A few work colleagues and I were looking through a recently replaced 'cat', we had in the workplace. For those of you which are curious, the 'cat' in this context, refers to a specific type of pump known as a cat pump. It's affectionally called the 'kitty' as we only have one of these pumps.
After one routine inspection, I noticed a number of periods where kitty wasn't performing well. This is labelled in the dataset as Cat Anomaly.

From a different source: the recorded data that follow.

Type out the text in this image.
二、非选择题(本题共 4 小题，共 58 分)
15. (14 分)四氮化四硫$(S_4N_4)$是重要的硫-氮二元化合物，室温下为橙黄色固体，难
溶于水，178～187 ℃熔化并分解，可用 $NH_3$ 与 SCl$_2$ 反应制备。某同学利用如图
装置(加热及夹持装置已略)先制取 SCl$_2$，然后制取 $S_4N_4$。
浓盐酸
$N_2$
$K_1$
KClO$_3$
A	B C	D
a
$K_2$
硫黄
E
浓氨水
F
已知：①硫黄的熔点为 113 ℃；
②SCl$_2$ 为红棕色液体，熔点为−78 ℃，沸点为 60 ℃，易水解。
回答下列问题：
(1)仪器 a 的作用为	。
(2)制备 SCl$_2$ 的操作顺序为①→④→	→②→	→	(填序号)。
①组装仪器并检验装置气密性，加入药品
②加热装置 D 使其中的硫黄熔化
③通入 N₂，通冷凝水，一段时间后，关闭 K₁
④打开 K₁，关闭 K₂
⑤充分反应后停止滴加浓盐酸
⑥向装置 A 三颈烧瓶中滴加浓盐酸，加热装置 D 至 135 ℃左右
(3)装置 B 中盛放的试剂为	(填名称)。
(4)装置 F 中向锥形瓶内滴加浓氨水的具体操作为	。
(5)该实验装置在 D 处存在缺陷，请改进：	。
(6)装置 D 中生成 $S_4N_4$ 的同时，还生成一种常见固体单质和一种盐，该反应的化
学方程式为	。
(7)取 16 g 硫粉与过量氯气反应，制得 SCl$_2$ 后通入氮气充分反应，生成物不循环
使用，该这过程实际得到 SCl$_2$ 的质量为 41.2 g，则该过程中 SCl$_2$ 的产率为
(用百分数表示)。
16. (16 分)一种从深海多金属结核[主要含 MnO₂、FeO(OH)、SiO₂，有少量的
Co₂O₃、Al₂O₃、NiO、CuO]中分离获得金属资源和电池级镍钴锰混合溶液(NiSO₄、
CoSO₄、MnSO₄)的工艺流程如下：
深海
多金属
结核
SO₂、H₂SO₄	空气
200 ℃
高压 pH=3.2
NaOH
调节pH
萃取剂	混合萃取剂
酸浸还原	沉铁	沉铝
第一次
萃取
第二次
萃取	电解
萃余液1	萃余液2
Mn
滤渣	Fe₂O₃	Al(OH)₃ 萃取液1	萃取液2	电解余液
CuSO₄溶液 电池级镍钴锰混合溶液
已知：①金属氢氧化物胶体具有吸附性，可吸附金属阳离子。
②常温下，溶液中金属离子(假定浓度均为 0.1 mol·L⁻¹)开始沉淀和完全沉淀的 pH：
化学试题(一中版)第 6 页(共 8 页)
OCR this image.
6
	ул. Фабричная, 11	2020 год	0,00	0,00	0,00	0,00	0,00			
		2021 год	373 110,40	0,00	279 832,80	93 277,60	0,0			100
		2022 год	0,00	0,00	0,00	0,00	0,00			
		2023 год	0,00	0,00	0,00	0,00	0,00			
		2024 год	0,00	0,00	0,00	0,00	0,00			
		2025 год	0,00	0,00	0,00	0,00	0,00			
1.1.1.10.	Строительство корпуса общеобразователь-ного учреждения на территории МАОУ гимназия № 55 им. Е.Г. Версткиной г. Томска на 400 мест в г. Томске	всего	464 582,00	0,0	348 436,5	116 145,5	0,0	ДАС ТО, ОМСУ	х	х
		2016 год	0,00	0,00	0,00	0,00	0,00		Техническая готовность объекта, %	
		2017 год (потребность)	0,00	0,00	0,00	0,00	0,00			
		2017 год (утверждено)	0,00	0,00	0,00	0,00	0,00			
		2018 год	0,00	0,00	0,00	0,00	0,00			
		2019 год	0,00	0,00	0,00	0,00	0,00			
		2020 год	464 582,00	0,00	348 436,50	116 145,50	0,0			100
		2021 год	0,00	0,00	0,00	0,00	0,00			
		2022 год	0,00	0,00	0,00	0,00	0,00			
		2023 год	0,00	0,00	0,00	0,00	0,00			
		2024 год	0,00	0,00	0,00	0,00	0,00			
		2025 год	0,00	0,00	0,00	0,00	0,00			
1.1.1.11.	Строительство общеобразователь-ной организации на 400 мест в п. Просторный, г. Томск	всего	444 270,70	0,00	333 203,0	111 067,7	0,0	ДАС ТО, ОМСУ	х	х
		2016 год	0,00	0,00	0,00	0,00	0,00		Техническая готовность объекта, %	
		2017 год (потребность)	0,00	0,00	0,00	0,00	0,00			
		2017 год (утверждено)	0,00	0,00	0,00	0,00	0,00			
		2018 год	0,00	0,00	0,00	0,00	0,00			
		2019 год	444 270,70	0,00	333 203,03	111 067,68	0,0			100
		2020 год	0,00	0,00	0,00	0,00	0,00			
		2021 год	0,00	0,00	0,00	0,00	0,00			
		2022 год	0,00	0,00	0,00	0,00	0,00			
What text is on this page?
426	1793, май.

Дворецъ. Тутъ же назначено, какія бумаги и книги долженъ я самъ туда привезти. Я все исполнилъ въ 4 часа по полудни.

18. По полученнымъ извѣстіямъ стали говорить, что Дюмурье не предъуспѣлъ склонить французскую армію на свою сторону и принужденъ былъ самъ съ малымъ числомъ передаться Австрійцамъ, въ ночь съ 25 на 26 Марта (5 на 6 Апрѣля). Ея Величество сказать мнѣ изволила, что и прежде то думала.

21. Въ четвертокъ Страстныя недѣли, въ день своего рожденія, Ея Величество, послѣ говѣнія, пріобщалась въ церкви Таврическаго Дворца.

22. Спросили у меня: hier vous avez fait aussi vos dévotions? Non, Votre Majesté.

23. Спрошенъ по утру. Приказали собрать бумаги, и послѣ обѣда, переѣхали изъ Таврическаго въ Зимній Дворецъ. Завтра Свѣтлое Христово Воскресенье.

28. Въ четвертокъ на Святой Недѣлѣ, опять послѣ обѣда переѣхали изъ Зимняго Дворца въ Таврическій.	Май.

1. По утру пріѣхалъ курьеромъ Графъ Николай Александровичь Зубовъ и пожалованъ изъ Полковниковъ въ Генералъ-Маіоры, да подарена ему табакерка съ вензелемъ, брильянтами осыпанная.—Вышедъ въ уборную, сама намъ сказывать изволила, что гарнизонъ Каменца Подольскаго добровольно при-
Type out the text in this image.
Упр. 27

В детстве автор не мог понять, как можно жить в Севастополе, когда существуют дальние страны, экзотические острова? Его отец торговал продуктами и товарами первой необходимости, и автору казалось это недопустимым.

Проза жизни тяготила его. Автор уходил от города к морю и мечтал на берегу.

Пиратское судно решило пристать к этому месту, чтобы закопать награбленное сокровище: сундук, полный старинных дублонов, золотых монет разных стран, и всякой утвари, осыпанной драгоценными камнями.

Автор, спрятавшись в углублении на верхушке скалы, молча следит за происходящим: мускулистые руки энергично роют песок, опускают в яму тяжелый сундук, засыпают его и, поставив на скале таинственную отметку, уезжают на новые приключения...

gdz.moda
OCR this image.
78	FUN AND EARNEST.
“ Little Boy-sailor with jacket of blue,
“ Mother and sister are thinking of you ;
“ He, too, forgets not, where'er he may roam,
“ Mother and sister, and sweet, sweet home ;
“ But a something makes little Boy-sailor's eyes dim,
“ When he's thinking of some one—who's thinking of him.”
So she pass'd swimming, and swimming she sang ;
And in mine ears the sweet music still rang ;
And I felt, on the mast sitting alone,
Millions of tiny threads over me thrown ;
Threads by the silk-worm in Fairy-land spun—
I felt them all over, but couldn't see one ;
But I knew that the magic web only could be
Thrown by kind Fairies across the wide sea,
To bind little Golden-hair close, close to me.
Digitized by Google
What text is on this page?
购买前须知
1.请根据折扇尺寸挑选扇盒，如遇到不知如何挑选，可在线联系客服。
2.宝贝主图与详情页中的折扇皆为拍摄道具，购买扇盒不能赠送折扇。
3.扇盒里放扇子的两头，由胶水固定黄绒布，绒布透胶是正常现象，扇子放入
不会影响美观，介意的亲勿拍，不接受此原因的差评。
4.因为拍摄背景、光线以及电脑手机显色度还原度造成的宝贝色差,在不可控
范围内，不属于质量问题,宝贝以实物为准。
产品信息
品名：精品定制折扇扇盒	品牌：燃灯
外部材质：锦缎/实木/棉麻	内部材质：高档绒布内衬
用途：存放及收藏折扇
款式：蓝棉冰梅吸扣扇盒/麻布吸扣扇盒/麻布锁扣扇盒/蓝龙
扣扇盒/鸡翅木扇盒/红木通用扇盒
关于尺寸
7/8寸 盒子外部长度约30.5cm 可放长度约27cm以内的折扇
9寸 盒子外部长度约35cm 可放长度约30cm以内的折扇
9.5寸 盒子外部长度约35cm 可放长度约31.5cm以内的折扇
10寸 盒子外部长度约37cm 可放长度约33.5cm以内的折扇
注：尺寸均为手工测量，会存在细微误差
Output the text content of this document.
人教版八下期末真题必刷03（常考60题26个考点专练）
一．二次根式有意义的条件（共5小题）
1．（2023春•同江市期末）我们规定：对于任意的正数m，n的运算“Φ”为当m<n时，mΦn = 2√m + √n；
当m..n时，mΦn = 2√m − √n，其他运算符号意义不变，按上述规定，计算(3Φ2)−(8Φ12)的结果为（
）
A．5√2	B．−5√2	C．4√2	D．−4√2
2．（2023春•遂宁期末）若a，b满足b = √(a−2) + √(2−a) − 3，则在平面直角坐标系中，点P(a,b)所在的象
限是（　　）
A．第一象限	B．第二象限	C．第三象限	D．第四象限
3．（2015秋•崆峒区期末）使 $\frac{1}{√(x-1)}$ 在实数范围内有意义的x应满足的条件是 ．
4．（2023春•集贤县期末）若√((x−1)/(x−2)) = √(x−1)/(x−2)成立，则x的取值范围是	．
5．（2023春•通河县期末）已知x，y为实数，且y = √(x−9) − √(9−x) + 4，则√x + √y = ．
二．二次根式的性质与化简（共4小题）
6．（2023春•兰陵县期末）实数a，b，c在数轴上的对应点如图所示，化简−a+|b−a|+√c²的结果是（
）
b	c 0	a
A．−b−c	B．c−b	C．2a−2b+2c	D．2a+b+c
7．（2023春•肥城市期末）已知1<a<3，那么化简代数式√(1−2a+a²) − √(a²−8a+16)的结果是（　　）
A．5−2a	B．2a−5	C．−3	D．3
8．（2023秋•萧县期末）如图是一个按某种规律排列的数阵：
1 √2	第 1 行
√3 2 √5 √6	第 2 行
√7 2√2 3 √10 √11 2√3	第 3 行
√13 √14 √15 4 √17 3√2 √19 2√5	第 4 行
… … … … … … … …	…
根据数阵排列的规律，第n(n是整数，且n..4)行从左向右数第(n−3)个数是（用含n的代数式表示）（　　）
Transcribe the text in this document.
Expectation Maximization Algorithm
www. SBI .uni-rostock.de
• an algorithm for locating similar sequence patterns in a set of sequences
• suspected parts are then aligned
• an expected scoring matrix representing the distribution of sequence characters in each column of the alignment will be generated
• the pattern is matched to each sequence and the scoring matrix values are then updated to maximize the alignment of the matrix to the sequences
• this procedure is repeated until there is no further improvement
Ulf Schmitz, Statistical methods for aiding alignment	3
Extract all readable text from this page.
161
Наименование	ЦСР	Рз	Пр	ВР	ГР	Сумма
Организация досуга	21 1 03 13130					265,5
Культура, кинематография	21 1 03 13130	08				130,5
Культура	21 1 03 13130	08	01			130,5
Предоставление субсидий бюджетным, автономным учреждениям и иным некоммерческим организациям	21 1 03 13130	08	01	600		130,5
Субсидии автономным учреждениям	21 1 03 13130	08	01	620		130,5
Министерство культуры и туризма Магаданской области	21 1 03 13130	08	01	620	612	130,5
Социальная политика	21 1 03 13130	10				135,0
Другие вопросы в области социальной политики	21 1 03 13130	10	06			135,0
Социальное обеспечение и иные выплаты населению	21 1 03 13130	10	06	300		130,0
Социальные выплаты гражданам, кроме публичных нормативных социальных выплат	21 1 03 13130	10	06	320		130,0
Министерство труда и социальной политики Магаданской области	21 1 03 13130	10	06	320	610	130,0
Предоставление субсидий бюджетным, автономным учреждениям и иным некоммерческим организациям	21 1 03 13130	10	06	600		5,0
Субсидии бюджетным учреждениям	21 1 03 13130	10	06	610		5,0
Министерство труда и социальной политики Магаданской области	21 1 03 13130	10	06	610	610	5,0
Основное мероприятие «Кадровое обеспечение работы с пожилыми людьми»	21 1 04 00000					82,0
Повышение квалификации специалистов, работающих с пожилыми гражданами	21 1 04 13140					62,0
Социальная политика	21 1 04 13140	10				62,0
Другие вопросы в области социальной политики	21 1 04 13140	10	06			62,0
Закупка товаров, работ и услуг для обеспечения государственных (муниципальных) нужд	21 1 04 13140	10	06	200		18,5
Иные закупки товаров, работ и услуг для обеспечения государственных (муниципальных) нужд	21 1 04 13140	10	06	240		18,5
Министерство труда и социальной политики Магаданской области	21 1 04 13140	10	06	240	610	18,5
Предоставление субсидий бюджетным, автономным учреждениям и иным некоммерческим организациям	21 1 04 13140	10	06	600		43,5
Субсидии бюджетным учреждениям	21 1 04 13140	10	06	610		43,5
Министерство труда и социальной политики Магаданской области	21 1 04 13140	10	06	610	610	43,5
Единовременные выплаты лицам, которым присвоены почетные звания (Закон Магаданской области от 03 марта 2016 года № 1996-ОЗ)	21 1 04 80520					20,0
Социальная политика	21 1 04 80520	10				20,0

(Accessible from here if anyone wishes to analyse further:
https://drive.google.com/open?id=1e0OhzhaSZP9_A3QdaK9-BvWXbRPZacED)
This is what it looks like when it is abnormal:
Essentially, it looks similar to a sinusoidal pattern and is slightly curved. I also noted that the cluster of points seem to be quite tight when it is an abnormal state.
Using Python's Sklearn Libraries and some good ol fashioned signal processing, I decided to remove some of the noisy clusters so I can see what the signal looks like 'without' the noise. To do this, I have performed a Savitzy-Golay Filter on the data, which has smoothed this out as per below.
I have then used a feature to subtract the values from the 'normal' cat values - 'smoothed' cat values which gives me a rough indication of when the 'clusters' appear.
This has worked acceptably (~90% accuracy) and I can pick up abnormalities to an extent when I feed this feature into my random forest model, but I feel the 'cluster' approach I have used is very clunky and there are much better ways to capture the 'noisiness' of the cat signal as a variable.
So now I'm looking for a better way of recognizing and separating 'abnormal' cat behaviour.
So, as a better feature or variable to capture 'noisy' clusters, does anyone else have any ideas on improvements on how to capture this?